Does anyone not like peonies? We once knew a lady in Kansas who pronounced it "pee OH nee."

She's my girl. My secret life's goal is to get her to love me more than she loves Gus or Mark.


Thursday, June 07, 2018

I'm just like a pile of leaves

I type constantly, all the time, for work and pleasure and boredom and organization, and yet I'm so much worse at it than I was at one time. I have some kind of typing dyslexia lately, constantly switching letters and drawing a blank when I try to figure out if I mean role or roll, bale or bail, peel or peal.

Hey, the Queen's last corgi may have died, but the Queen is not without dogs. In case you were picturing her bereft and dogless, having reached the true end of her life, the end of life with dogs. She's fine.

I wrote this weeks ago, and now there's a beautiful young American woman who's joined the royal family and also her American beagle.**

Also, I read about half of I'll Be Gone in the Dark and it was just too scary for me. I am so much more squeamish and anxious about certain scary things than I used to be. I remember reading a pile of true crime novels when I lived alone in my first solo apartment. I did terrify myself doing it, but I couldn't stop reading. Now I'm old, and I cover my eyes at the gory stuff on TV.

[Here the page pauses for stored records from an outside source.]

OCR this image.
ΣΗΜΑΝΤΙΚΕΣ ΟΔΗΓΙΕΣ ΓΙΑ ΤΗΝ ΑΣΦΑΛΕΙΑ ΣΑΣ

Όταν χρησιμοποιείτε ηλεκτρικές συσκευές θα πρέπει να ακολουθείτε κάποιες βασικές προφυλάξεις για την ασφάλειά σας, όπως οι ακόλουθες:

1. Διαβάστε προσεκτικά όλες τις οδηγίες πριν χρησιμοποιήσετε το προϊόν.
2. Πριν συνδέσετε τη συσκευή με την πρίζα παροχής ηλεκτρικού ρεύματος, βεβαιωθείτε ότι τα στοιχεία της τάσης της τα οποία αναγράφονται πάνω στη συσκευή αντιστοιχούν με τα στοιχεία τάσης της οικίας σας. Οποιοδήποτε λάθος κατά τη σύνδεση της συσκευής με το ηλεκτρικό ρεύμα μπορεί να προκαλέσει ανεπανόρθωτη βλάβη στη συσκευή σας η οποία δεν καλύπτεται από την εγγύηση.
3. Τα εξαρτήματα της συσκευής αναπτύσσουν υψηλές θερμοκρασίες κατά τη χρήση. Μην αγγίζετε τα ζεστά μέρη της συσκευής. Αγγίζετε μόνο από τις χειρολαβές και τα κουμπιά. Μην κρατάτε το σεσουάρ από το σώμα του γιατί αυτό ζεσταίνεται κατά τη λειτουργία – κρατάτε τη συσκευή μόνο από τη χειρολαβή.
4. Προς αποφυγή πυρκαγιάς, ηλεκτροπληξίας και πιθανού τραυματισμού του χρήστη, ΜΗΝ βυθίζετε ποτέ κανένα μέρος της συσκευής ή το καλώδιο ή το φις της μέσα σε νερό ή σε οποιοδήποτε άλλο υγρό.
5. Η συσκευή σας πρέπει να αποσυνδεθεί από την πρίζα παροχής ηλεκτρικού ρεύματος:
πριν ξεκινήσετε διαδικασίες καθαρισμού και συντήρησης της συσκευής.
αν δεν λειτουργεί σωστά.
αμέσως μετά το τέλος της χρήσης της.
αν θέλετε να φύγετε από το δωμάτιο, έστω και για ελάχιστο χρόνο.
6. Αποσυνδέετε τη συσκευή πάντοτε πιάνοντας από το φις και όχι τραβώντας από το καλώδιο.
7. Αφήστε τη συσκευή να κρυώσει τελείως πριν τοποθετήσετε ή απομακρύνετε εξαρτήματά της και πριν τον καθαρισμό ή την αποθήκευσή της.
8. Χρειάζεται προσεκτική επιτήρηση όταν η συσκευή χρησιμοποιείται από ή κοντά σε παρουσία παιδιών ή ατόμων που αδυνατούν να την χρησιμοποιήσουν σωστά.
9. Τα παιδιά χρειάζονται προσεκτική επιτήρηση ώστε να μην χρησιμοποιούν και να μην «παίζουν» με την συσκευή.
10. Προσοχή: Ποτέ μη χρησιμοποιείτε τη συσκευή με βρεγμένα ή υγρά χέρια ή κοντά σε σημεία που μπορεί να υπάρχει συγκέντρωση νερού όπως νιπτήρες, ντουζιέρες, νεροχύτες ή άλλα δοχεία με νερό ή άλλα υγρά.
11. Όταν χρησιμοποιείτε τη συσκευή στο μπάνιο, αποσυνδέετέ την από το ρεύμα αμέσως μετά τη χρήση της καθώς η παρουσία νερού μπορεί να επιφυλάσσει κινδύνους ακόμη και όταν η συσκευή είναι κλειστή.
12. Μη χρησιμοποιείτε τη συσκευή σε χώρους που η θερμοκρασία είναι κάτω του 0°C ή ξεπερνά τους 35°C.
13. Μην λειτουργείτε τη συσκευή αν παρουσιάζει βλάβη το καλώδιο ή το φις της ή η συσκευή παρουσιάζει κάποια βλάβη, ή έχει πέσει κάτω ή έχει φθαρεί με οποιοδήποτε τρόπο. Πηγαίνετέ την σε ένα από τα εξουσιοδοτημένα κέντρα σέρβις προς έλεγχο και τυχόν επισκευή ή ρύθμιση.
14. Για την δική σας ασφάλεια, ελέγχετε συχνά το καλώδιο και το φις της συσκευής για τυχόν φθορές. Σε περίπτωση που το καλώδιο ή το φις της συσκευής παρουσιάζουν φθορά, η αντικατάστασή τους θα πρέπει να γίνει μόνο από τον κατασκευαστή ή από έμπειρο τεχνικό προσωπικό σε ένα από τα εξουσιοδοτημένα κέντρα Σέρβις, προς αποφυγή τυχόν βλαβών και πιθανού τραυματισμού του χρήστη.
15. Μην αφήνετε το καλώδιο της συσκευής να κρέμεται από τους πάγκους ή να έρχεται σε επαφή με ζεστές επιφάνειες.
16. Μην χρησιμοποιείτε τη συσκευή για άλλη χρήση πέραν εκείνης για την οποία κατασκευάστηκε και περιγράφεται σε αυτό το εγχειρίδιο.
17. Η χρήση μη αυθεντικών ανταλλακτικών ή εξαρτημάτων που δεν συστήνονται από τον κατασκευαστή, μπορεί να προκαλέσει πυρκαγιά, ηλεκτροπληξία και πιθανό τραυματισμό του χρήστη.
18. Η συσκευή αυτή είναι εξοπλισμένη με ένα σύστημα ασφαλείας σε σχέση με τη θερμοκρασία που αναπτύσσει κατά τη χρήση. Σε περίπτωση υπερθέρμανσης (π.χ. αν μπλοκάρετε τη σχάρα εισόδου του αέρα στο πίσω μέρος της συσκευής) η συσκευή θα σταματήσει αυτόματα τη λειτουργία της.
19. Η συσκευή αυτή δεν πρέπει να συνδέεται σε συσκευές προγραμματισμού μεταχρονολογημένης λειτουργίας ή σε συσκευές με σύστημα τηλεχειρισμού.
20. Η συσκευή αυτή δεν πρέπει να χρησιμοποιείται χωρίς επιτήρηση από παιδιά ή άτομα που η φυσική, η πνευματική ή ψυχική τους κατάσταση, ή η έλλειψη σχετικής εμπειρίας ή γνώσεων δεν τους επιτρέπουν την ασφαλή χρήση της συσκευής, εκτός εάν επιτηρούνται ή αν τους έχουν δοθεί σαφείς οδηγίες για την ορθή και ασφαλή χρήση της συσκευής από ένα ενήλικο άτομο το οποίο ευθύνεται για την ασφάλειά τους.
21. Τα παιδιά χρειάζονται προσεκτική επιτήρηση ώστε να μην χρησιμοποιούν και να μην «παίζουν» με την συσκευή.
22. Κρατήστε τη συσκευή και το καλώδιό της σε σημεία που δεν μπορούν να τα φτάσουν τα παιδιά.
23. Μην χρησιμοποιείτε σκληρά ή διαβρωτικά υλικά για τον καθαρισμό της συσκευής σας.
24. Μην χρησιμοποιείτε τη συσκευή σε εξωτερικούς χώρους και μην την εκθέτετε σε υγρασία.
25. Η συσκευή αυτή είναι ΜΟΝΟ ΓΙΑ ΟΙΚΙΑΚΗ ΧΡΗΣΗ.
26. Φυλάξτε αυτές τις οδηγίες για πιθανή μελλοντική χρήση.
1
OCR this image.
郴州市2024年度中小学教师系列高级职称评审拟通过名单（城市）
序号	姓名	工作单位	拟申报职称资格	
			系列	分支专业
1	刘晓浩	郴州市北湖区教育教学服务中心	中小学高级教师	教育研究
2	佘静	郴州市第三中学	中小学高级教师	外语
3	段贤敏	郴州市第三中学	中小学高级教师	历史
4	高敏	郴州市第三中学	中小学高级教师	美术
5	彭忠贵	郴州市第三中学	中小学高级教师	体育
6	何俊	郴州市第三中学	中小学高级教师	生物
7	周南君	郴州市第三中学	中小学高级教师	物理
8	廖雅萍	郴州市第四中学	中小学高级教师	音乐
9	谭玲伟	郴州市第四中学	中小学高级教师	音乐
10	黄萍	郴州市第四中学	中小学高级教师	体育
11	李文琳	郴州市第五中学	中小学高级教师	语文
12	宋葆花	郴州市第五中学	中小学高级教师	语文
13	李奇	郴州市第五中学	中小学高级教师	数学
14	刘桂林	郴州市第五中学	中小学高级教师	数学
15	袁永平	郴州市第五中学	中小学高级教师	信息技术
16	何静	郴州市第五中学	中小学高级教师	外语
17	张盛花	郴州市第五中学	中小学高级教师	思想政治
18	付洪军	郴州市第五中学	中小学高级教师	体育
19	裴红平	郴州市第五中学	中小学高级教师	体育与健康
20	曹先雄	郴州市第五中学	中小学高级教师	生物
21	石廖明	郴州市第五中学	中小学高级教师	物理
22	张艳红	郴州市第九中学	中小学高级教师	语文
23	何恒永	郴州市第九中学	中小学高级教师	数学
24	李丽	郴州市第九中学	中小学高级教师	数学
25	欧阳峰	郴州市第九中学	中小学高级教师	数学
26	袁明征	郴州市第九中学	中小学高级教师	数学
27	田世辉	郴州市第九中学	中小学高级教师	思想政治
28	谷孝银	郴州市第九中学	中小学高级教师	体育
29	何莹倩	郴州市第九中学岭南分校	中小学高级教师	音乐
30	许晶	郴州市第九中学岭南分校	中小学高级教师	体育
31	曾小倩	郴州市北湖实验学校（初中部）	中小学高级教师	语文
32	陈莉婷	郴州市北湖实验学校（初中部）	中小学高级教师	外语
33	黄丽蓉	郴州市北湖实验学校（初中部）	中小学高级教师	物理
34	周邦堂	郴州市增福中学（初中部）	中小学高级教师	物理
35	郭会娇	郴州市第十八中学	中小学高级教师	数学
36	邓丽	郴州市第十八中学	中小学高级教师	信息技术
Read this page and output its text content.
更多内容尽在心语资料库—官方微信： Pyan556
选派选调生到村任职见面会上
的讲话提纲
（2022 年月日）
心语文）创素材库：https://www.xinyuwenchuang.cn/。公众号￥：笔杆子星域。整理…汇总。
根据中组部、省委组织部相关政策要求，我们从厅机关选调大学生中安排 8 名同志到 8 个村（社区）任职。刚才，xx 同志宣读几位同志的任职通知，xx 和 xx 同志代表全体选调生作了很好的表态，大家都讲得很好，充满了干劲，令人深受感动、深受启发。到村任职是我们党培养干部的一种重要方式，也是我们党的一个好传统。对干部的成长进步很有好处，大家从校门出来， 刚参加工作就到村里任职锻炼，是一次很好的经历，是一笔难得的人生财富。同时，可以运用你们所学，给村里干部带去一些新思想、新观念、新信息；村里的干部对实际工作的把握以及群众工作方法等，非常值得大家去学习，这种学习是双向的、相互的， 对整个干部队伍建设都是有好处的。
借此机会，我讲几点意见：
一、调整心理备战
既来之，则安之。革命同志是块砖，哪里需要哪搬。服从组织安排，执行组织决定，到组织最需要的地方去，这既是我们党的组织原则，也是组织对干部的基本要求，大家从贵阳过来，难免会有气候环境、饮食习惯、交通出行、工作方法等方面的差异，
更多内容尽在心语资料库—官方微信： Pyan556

I am also re-reading both Outline and Transit by Rachel Cusk after reading this amazing review of the trilogy by Patricia Lockwood and in anticipation of the third book, Kudos, for which I am waiting in a virtual library line. These are in the category of slow down and read every word books for me. I get in this mode that's better suited to thrillers, gobbling books, sometimes. 

The monologues in the Outline trilogy are controlled trances, like Stevie Nicks at the end of ‘Rhiannon’: you enter the speed and the artifice and the belief of it with her. They seem to have been written compulsively; they certainly read compulsively. There is a relentlessness to them, an onslaught that is like the onslaught of life. Occasionally you find yourself wishing for someone to get up and go to the bathroom, but most of the time you are transported.







**Ahhh weeks and weeks and weeks ago! But still. Her beagle.